These innovations weren’t purely about appearance; they often accompanied—and quickened—changes to women’s prescribed roles in society. They were tools and symbols of liberation, “political projects” of a sort.

The burkini is a bit different, of course. Valls and French politicians such as Marine Le Pen view it as a symbol of oppression, since women are presumably being forced to cover up against their will.

But the reality is not so simplistic. Many Muslim women choose to wear the burkini, and it gives many a freedom they might not otherwise have. Marwan Muhammad, the executive director of the Center Against Islamophobia in France, told the New York Times (paywall) that in conservative Muslim countries, women can’t go to the beach at all, and certainly can’t swim, since wet, clinging fabric would reveal their bodies. In France, the burkini allows them to enjoy spend a day at the beach and get in the water.

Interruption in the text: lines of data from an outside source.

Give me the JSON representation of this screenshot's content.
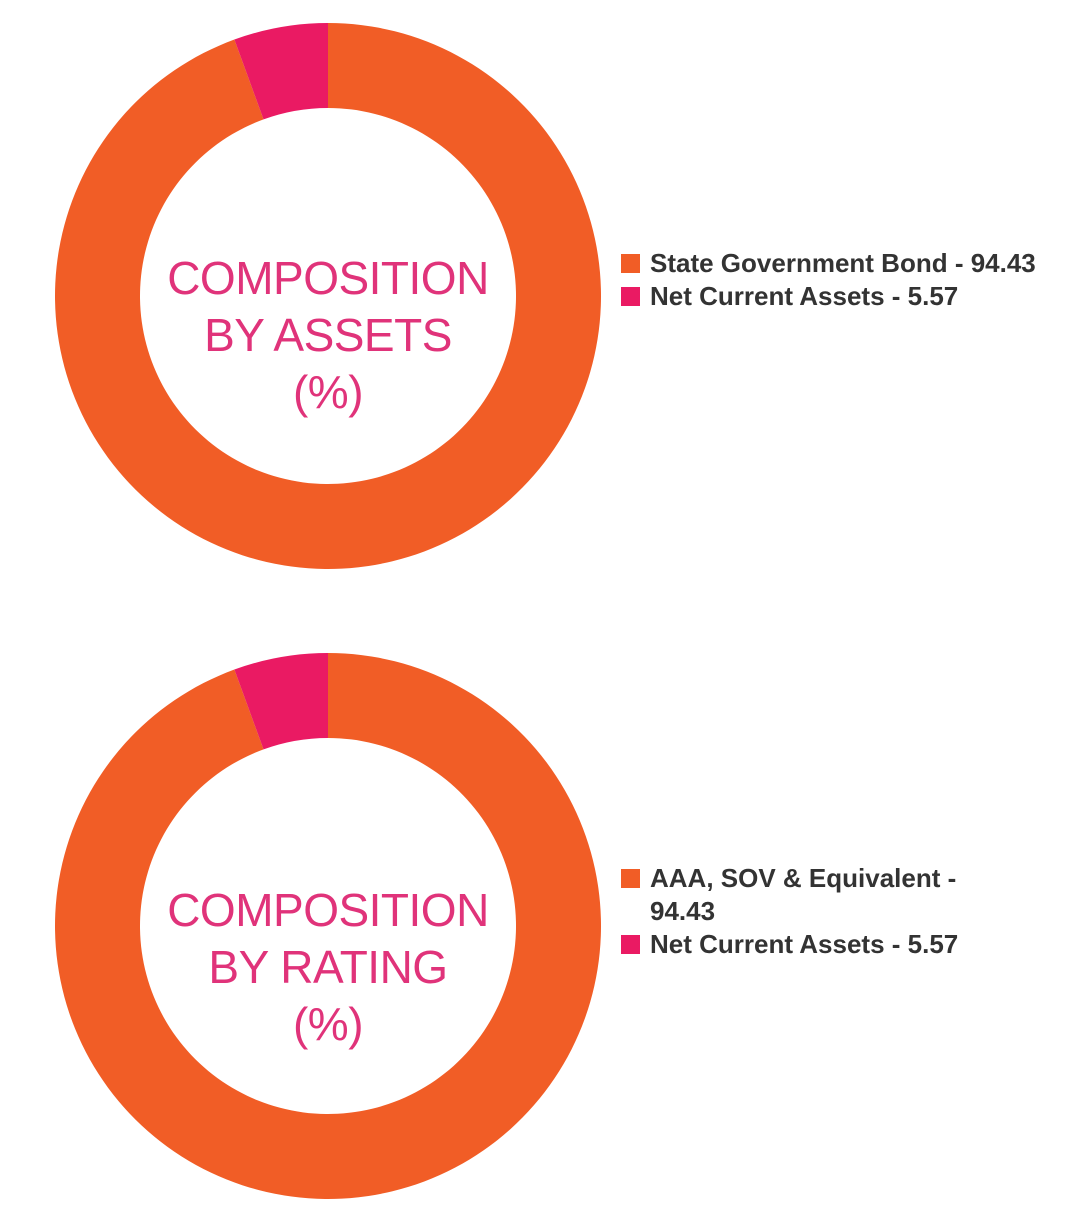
{
  "colors": {
    "primary_slice": "#f15d26",
    "secondary_slice": "#ea1a63",
    "center_text": "#e0337a",
    "legend_text": "#333333"
  },
  "chart_data": [
    {
      "type": "pie",
      "title_lines": [
        "COMPOSITION",
        "BY ASSETS",
        "(%)"
      ],
      "series": [
        {
          "name": "",
          "values": [
            94.43,
            5.57
          ]
        }
      ],
      "categories": [
        "State Government Bond",
        "Net Current Assets"
      ],
      "legend": {
        "placement": "right",
        "entries": [
          "State Government Bond - 94.43",
          "Net Current Assets - 5.57"
        ]
      }
    },
    {
      "type": "pie",
      "title_lines": [
        "COMPOSITION",
        "BY RATING",
        "(%)"
      ],
      "series": [
        {
          "name": "",
          "values": [
            94.43,
            5.57
          ]
        }
      ],
      "categories": [
        "AAA, SOV & Equivalent",
        "Net Current Assets"
      ],
      "legend": {
        "placement": "right",
        "entries": [
          "AAA, SOV & Equivalent - 94.43",
          "Net Current Assets - 5.57"
        ]
      }
    }
  ]
}
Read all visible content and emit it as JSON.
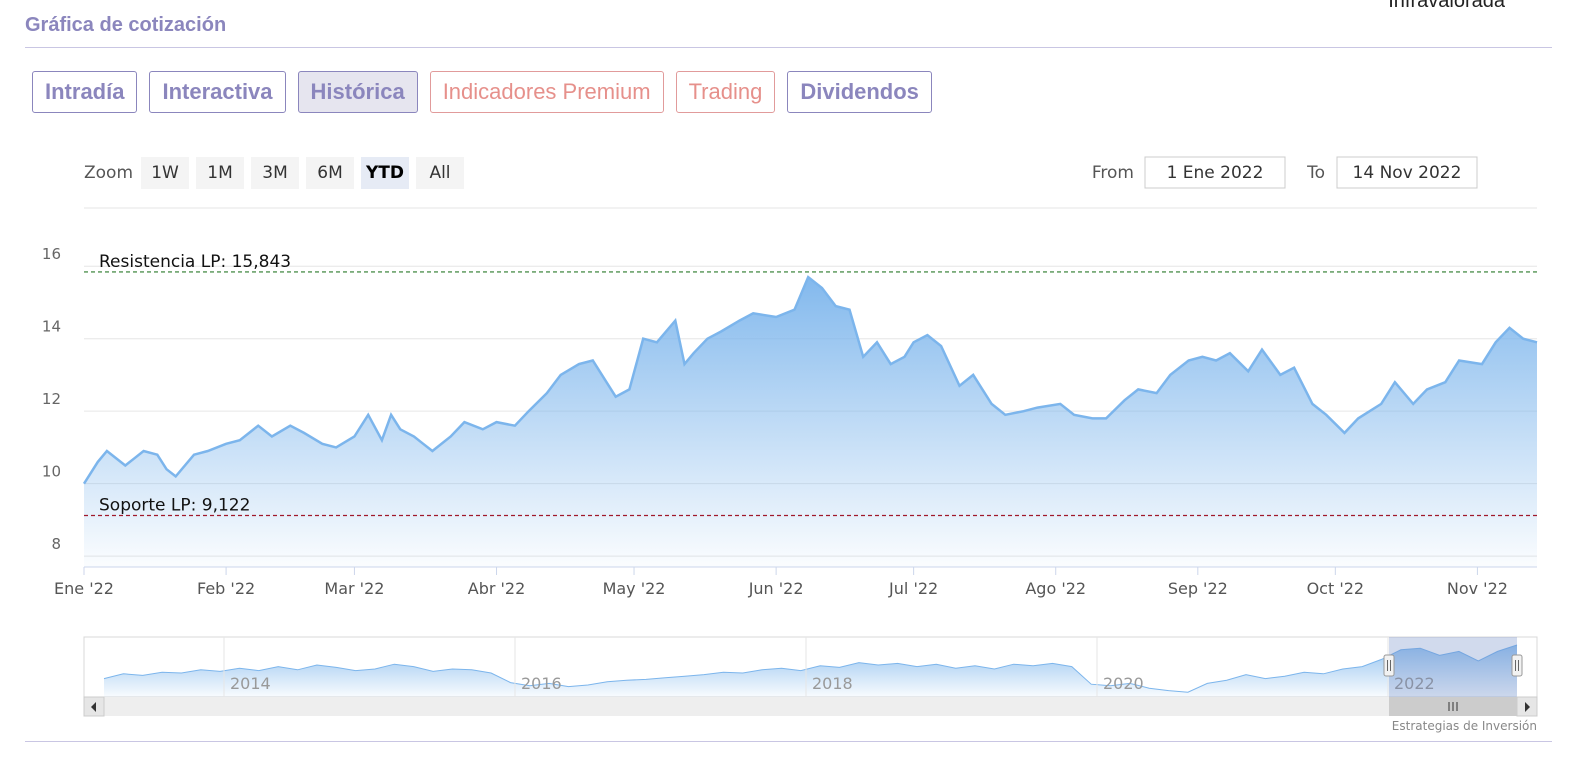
{
  "header": {
    "section_title": "Gráfica de cotización",
    "corner_text": "Infravalorada"
  },
  "tabs": [
    {
      "label": "Intradía",
      "active": false,
      "style": "normal"
    },
    {
      "label": "Interactiva",
      "active": false,
      "style": "normal"
    },
    {
      "label": "Histórica",
      "active": true,
      "style": "normal"
    },
    {
      "label": "Indicadores Premium",
      "active": false,
      "style": "premium"
    },
    {
      "label": "Trading",
      "active": false,
      "style": "premium"
    },
    {
      "label": "Dividendos",
      "active": false,
      "style": "normal"
    }
  ],
  "range_selector": {
    "zoom_label": "Zoom",
    "buttons": [
      "1W",
      "1M",
      "3M",
      "6M",
      "YTD",
      "All"
    ],
    "selected": "YTD",
    "from_label": "From",
    "from_value": "1 Ene 2022",
    "to_label": "To",
    "to_value": "14 Nov 2022"
  },
  "credit": "Estrategias de Inversión",
  "colors": {
    "accent": "#8b86bd",
    "premium": "#e6908b",
    "series_line": "#7cb5ec",
    "resistance": "#2a7a2a",
    "support": "#a0192b"
  },
  "chart_data": {
    "type": "area",
    "x_label_ticks": [
      "Ene '22",
      "Feb '22",
      "Mar '22",
      "Abr '22",
      "May '22",
      "Jun '22",
      "Jul '22",
      "Ago '22",
      "Sep '22",
      "Oct '22",
      "Nov '22"
    ],
    "ylim": [
      7.7,
      17
    ],
    "y_ticks": [
      8,
      10,
      12,
      14,
      16
    ],
    "grid": true,
    "plot_lines": [
      {
        "label": "Resistencia LP: 15,843",
        "value": 15.843,
        "style": "dashed"
      },
      {
        "label": "Soporte LP: 9,122",
        "value": 9.122,
        "style": "dashed"
      }
    ],
    "series": [
      {
        "x": [
          "2022-01-01",
          "2022-01-04",
          "2022-01-06",
          "2022-01-10",
          "2022-01-12",
          "2022-01-14",
          "2022-01-17",
          "2022-01-19",
          "2022-01-21",
          "2022-01-25",
          "2022-01-28",
          "2022-02-01",
          "2022-02-04",
          "2022-02-08",
          "2022-02-11",
          "2022-02-15",
          "2022-02-18",
          "2022-02-22",
          "2022-02-25",
          "2022-03-01",
          "2022-03-04",
          "2022-03-07",
          "2022-03-09",
          "2022-03-11",
          "2022-03-14",
          "2022-03-16",
          "2022-03-18",
          "2022-03-22",
          "2022-03-25",
          "2022-03-29",
          "2022-04-01",
          "2022-04-05",
          "2022-04-08",
          "2022-04-12",
          "2022-04-15",
          "2022-04-19",
          "2022-04-22",
          "2022-04-27",
          "2022-04-30",
          "2022-05-03",
          "2022-05-06",
          "2022-05-10",
          "2022-05-12",
          "2022-05-14",
          "2022-05-17",
          "2022-05-20",
          "2022-05-24",
          "2022-05-27",
          "2022-06-01",
          "2022-06-05",
          "2022-06-08",
          "2022-06-11",
          "2022-06-14",
          "2022-06-17",
          "2022-06-20",
          "2022-06-23",
          "2022-06-26",
          "2022-06-29",
          "2022-07-01",
          "2022-07-04",
          "2022-07-07",
          "2022-07-11",
          "2022-07-14",
          "2022-07-18",
          "2022-07-21",
          "2022-07-25",
          "2022-07-28",
          "2022-08-02",
          "2022-08-05",
          "2022-08-09",
          "2022-08-12",
          "2022-08-16",
          "2022-08-19",
          "2022-08-23",
          "2022-08-26",
          "2022-08-30",
          "2022-09-02",
          "2022-09-05",
          "2022-09-08",
          "2022-09-12",
          "2022-09-15",
          "2022-09-19",
          "2022-09-22",
          "2022-09-26",
          "2022-09-29",
          "2022-10-03",
          "2022-10-06",
          "2022-10-11",
          "2022-10-14",
          "2022-10-18",
          "2022-10-21",
          "2022-10-25",
          "2022-10-28",
          "2022-11-02",
          "2022-11-05",
          "2022-11-08",
          "2022-11-11",
          "2022-11-14"
        ],
        "values": [
          10.0,
          10.6,
          10.9,
          10.5,
          10.7,
          10.9,
          10.8,
          10.4,
          10.2,
          10.8,
          10.9,
          11.1,
          11.2,
          11.6,
          11.3,
          11.6,
          11.4,
          11.1,
          11.0,
          11.3,
          11.9,
          11.2,
          11.9,
          11.5,
          11.3,
          11.1,
          10.9,
          11.3,
          11.7,
          11.5,
          11.7,
          11.6,
          12.0,
          12.5,
          13.0,
          13.3,
          13.4,
          12.4,
          12.6,
          14.0,
          13.9,
          14.5,
          13.3,
          13.6,
          14.0,
          14.2,
          14.5,
          14.7,
          14.6,
          14.8,
          15.7,
          15.4,
          14.9,
          14.8,
          13.5,
          13.9,
          13.3,
          13.5,
          13.9,
          14.1,
          13.8,
          12.7,
          13.0,
          12.2,
          11.9,
          12.0,
          12.1,
          12.2,
          11.9,
          11.8,
          11.8,
          12.3,
          12.6,
          12.5,
          13.0,
          13.4,
          13.5,
          13.4,
          13.6,
          13.1,
          13.7,
          13.0,
          13.2,
          12.2,
          11.9,
          11.4,
          11.8,
          12.2,
          12.8,
          12.2,
          12.6,
          12.8,
          13.4,
          13.3,
          13.9,
          14.3,
          14.0,
          13.9
        ]
      }
    ],
    "navigator": {
      "x_ticks": [
        "2014",
        "2016",
        "2018",
        "2020",
        "2022"
      ],
      "values": [
        9.8,
        10.4,
        10.2,
        10.6,
        10.5,
        10.9,
        10.7,
        11.1,
        10.8,
        11.3,
        10.9,
        11.5,
        11.2,
        10.8,
        11.0,
        11.6,
        11.3,
        10.7,
        11.0,
        10.9,
        10.5,
        9.3,
        8.9,
        9.2,
        8.8,
        9.0,
        9.4,
        9.6,
        9.7,
        9.9,
        10.1,
        10.3,
        10.6,
        10.5,
        10.9,
        11.1,
        10.8,
        11.4,
        11.2,
        11.8,
        11.5,
        11.7,
        11.3,
        11.6,
        11.1,
        11.4,
        11.0,
        11.6,
        11.4,
        11.7,
        11.3,
        9.1,
        8.9,
        9.2,
        8.6,
        8.3,
        8.1,
        9.2,
        9.6,
        10.3,
        9.8,
        10.1,
        10.6,
        10.4,
        11.0,
        11.3,
        12.2,
        13.4,
        13.6,
        12.7,
        13.2,
        12.0,
        13.2,
        14.0
      ],
      "selected_range": "YTD"
    }
  }
}
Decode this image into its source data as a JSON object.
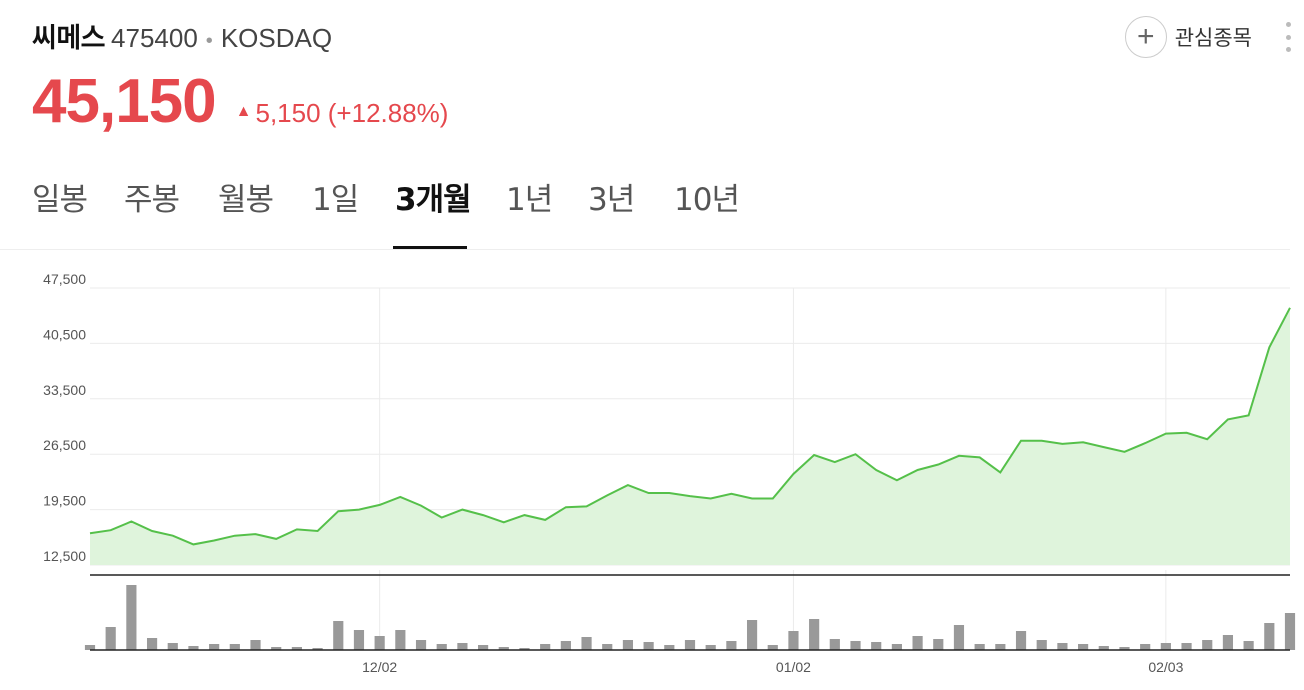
{
  "stock": {
    "name": "씨메스",
    "code": "475400",
    "separator": "•",
    "market": "KOSDAQ",
    "price": "45,150",
    "change_arrow": "▲",
    "change_text": "5,150 (+12.88%)"
  },
  "watch": {
    "icon": "plus-icon",
    "label": "관심종목"
  },
  "tabs": [
    {
      "label": "일봉",
      "active": false
    },
    {
      "label": "주봉",
      "active": false
    },
    {
      "label": "월봉",
      "active": false
    },
    {
      "label": "1일",
      "active": false
    },
    {
      "label": "3개월",
      "active": true
    },
    {
      "label": "1년",
      "active": false
    },
    {
      "label": "3년",
      "active": false
    },
    {
      "label": "10년",
      "active": false
    }
  ],
  "colors": {
    "up": "#e5484d",
    "line": "#55c04a",
    "area": "#dff4dc",
    "volume": "#999999"
  },
  "chart_data": {
    "type": "area",
    "y_ticks": [
      "47,500",
      "40,500",
      "33,500",
      "26,500",
      "19,500",
      "12,500"
    ],
    "y_tick_values": [
      47500,
      40500,
      33500,
      26500,
      19500,
      12500
    ],
    "ylim": [
      12500,
      47500
    ],
    "x_ticks": [
      "12/02",
      "01/02",
      "02/03"
    ],
    "x_tick_index": [
      14,
      34,
      52
    ],
    "price": [
      16500,
      16900,
      18000,
      16800,
      16200,
      15100,
      15600,
      16200,
      16400,
      15800,
      17000,
      16800,
      19300,
      19500,
      20100,
      21100,
      20000,
      18500,
      19500,
      18800,
      17900,
      18800,
      18200,
      19800,
      19900,
      21300,
      22600,
      21600,
      21600,
      21200,
      20900,
      21500,
      20900,
      20900,
      24000,
      26400,
      25500,
      26500,
      24500,
      23200,
      24500,
      25200,
      26300,
      26100,
      24200,
      28200,
      28200,
      27800,
      28000,
      27400,
      26800,
      27900,
      29100,
      29200,
      28400,
      30900,
      31400,
      40000,
      45000
    ],
    "volume": [
      5,
      23,
      65,
      12,
      7,
      4,
      6,
      6,
      10,
      3,
      3,
      2,
      29,
      20,
      14,
      20,
      10,
      6,
      7,
      5,
      3,
      2,
      6,
      9,
      13,
      6,
      10,
      8,
      5,
      10,
      5,
      9,
      30,
      5,
      19,
      31,
      11,
      9,
      8,
      6,
      14,
      11,
      25,
      6,
      6,
      19,
      10,
      7,
      6,
      4,
      3,
      6,
      7,
      7,
      10,
      15,
      9,
      27,
      37
    ]
  }
}
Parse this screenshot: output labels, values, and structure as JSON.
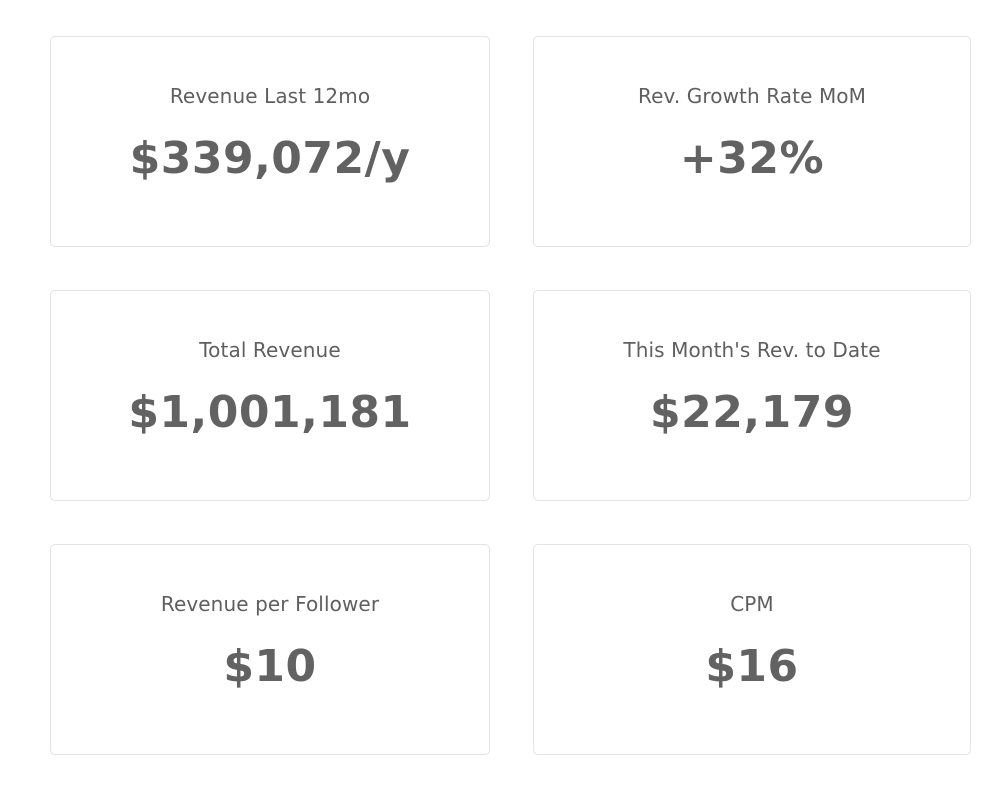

Protesters demonstrate against France's ban of the burkini, outside the French Embassy in London, Britain August 25, 2016. REUTERS/Neil Hall - RTX2N0KB
#WearWhatYouWant
Image: Reuters/Neil Hall

The creator of the burkini, Aheda Zanetti, has said she invented the garment to give Muslim women more freedom of movement—sound familiar?—than they would have swimming in a burka. In an Aug. 24 editorial for the Guardian, Zanetti, who is Lebanese and lives in Australia, described how her invention gave her a sense of liberty she had been missing in her adopted, beach-loving country. “It was my first time swimming in public and it was absolutely beautiful,” she wrote. “I remember the feeling so clearly. I felt freedom, I felt empowerment, I felt like I owned the pool.”

Zanetti wanted the ability to do as she pleased, which is something countless women in France and elsewhere have similarly sought. Protesters and commentators continue to point out that nobody—not French officials or conservative Muslim men—should dictate what women wear. Probably the most culturally and fashionably French thing a woman could do is wear whatever she chooses.